Pero el viajero odia las serpientes y le
producen pavor los ríos como el Amazonas, fobia que tiene desde que era niño.
No posee alma de aventurero. Aquella selva intrincada, llena siempre de peligros.
Es bella, pero perversa.
Sin embargo, el viajero fue capaz de dirigirse
con estas palabras, a un cañón muy especial y a otros lugares: “Presente estás
en la memoria de todos los colombianos y, desde ahora en la mía, tú, Cañón de Araracuara, "el balcón del
diablo". Allí tuvo su asiento durante muchos años el tristemente célebre
penal, del cual pocos presos escapaban y, si alguno de ellos lo lograba, era
devorado por la selva, y tú vigilabas. Tu río, el Caquetá, sale bravío del cañón y forma olas como si fuera un mar
peligroso y muy bravío. Pero los atrevidos pescadores lanzan la caña a tus
aguas desde el extremo de una rudimentaria pasarela de palos entrelazados que
se interna en las fauces mismas de tus rápidos que siempre infunden pavor a
quien no está acostumbrado.
Tú acoges "El santuario de los indios
cabiyaris", Túnel del Apaporis,
allí donde te adornas con raudales como el Jirijirimo.

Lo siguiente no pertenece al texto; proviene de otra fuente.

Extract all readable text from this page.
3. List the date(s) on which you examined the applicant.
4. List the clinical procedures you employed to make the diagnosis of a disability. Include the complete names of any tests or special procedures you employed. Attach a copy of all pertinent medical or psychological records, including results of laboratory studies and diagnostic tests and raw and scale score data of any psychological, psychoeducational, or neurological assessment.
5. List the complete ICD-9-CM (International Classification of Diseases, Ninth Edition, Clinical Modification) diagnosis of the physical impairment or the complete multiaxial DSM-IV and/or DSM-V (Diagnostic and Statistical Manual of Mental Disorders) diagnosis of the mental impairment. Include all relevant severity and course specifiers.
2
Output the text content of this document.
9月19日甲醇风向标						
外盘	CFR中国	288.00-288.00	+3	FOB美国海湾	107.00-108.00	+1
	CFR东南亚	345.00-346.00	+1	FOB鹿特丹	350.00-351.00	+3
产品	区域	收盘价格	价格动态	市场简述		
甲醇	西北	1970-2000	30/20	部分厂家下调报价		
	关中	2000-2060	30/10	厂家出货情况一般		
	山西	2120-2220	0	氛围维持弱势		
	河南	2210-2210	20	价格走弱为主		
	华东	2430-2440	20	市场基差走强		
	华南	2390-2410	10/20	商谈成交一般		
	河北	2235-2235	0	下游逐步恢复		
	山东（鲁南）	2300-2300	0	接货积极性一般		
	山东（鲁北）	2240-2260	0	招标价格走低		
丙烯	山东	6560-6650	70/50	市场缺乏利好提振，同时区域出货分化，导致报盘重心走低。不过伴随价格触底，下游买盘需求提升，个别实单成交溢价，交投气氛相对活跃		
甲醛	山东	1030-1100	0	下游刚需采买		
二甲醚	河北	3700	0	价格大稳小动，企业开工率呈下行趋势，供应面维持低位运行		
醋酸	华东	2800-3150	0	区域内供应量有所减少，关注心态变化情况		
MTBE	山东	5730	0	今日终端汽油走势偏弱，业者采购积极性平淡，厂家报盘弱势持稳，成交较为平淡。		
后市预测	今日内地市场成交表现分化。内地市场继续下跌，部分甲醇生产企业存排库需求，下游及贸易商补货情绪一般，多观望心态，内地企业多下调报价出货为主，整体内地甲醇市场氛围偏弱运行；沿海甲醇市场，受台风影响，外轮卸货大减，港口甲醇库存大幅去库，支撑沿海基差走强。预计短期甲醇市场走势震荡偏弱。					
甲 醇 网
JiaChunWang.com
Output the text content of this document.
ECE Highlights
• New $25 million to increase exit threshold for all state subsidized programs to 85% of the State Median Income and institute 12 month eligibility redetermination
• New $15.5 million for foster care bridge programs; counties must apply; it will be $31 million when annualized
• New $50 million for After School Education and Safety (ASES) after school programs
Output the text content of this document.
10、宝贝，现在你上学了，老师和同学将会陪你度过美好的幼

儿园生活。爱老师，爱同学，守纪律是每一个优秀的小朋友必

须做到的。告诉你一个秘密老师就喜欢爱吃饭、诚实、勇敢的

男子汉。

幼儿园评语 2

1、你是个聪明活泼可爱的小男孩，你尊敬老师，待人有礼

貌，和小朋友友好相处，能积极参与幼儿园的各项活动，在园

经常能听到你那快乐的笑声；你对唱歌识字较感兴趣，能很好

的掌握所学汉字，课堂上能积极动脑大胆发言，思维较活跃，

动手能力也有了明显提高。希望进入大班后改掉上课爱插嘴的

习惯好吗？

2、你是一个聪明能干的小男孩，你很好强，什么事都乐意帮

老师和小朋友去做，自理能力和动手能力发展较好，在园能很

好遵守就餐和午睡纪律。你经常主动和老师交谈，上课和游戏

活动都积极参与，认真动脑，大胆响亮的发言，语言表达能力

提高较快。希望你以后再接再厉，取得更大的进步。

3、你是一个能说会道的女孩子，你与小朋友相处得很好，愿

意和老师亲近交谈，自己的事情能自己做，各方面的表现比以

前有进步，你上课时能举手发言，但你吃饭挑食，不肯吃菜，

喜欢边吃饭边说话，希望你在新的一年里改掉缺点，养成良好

Tu río transita por un túnel, labrado por ti mismo. Y tu anchura anterior que
alcanza cientos de metros se reduce a cinco o seis. Las paredes de esta, tu angostura
de color negro brillante, acoge millones de golondrinas migratorias que vienen
de Norte-América. Esas aves que –según dice la leyenda– arrancaron las espinas
de la corona de Jesús y por ello son tan hermosas. Viste tu río una planta de
trenzas largas y verdes llamada "caruru", que realza la belleza de
tus rápidos.
Tú eres el típico caño de selva
amazónica, Caño Paujil –"río de ébano de la selva colombiana"–, con
tus cascadas y tus rápidos, tus aguas negras y brillantes, ricas en tanino y
otros ácidos. Los pinceles de tu naturaleza colorearon cascadas azules, blancas
y rubias como los cabellos de una bella dama que bebieran el sol o los abanicos
con los que bailan los japoneses esas danzas tan originales.
Civilización Megalítica de San Agustín |
El Estrecho
del Magdalena, tú, gran río colombiano, que niño aún, vienes aprisionado en
profundos cañones que fueron admiración de la Civilización Megalítica de San Agustín. No es tu lecho muy ancho
cuando bajas del páramo, pero sí bravío y encabritado. Has recibido varios
afluentes, uno de nombre tan sonoro como Quebrada
de Lambeldulce, que nace en la Laguna
de Santiago, muy cerca de la tuya, río Magdalena. Bruscamente –cuando alcanzas la llanura, que no
abandonarás hasta morir en el mar, en Bocas
de Cenizas, en Barranquilla–, te
estrechas, y ofreces a los más osados el salto de su vida, de roca en roca, separadas
hasta cuatro metros una de otra, mientras
abajo, el agua se revuelve ante la mirada de una estatua de la Virgen que
preside el escenario. Desde el Estrecho, Magdalena, en adelante no serás más un
río niño travieso y te dispondrás a regar el corazón de Colombia y, también, a
recibir alguna que otra puñalada de la contaminación. Te contemplé en Tolima
donde tus aguas son turbias de lodo y me infundiste pavor.
Tú, La
Cascada del Indio, eres "la cascada del corazón", porque un gran
corazón forma el agua en una cascada, un descenso desde el piedemonte llanero a
la selva, en el departamento de Putumayo, uno de los más bellos de Colombia.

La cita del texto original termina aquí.